Anzaldo

17 Giugno 2019
“Io vedo che, quando allargo le braccia, i muri cadono. Accoglienza vuol dire costruire dei ponti, non dei muri”, scriveva Andrea Gallo, prete degli ultimi, prete “della strada”, come lui stesso amava definirsi. Per me Anzaldo è stato questo: accoglienza. Ed era esattamente quello che stavo cercando, era quello che speravo di trovare, perché proprio per quel motivo avevo deciso di partire.

Come medico, ma ancor prima come persona, mi accorgevo sempre di più di quanti muri le persone mettano continuamente tra di loro, a dividersi. Muri fatti di silenzi, di mancanza di ascolto e di attenzione, di pregiudizi, di bugie, di odio, di discriminazione, di razzismo, ma soprattutto di paura. Paura dell’altro, che per definizione è diverso da noi.

E più è diverso, più questa paura aumenta, e i muri diventano ancora più alti. Diverso perché viene da un Paese che non è il nostro, diverso perché parla una lingua che non è la nostra, perché ha una cultura che non è come la nostra, perché non crede nel nostro stesso Dio, perché è povero, perché è malato, perché ha bisogno di un lavoro, perché ha bisogno di aiuto.
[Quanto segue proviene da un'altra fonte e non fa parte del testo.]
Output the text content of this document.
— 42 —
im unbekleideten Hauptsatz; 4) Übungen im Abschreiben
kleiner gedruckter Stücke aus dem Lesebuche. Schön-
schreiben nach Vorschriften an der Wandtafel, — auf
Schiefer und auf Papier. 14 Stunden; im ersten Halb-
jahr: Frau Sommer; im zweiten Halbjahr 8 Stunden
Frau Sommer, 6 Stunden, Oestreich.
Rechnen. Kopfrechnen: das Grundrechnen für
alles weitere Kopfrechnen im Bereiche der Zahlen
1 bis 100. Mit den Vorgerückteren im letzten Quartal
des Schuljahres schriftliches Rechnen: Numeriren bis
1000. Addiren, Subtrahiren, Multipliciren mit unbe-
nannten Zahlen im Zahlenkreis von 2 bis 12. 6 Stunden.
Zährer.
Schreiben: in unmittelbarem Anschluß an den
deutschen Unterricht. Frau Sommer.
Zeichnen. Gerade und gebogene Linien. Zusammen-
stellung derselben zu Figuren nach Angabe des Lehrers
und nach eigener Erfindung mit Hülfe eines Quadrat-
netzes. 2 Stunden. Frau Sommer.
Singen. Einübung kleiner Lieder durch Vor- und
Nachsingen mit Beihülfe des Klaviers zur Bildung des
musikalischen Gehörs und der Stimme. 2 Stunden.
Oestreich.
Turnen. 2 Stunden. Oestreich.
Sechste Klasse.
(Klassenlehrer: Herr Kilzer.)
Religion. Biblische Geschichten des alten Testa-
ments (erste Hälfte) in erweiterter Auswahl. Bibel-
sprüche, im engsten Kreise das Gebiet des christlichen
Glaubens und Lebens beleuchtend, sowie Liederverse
In un mondo che di continuo costruisce dei muri, fisici o mentali che siano, ho trovato un piccolo angolo nel cuore delle Ande in cui si costruiscono ponti. Pietro e la sua famiglia sono questo. La loro casa e il loro ospedale hanno le porte spalancate per tutti, senza distinzioni, senza pregiudizi, senza discriminazioni, senza paure. Loro accolgono. E accogliere significa innanzitutto accettare, accettare l’altro per quello che è, e farne tesoro, farne ricchezza. Vuol dire entrare nella sua vita senza la pretesa di capirne per forza le differenze, né tanto meno di cambiarle. Vuol dire confrontarsi, perché solo col confronto, con lo scambio si può crescere davvero. Vuol dire aiutare, per quanto si possa, per quanto l’altra persona lo permetta, perché la sua decisione viene prima di tutto, anche quando questa decisione, qui, nel “mondo occidentale”, probabilmente non verrebbe capita. Mi viene in mente, a tal proposito, il caso di un giovane ragazzo con una pancreatite, che poteva essere operato dal nostro chirurgo, ma che alla fine decise di non farsi curare. Accogliere è anche questo: accettare, a volte senza comprendere. Ed è forse la cosa più bella che si possa fare, non solo come medici, ma soprattutto come persone.

Quando si è aperti all’altro, e quando questo modo di vivere diventa uno scopo comune e condiviso, le differenze non sono più ostacoli, anzi… si vedono braccia che si spalancano e ponti che si creano dappertutto! Ecco cosa ho imparato là, ecco cosa ho respirato ogni giorno ad Anzaldo. Ed è quello che mi porterò nel cuore per tutta la vita.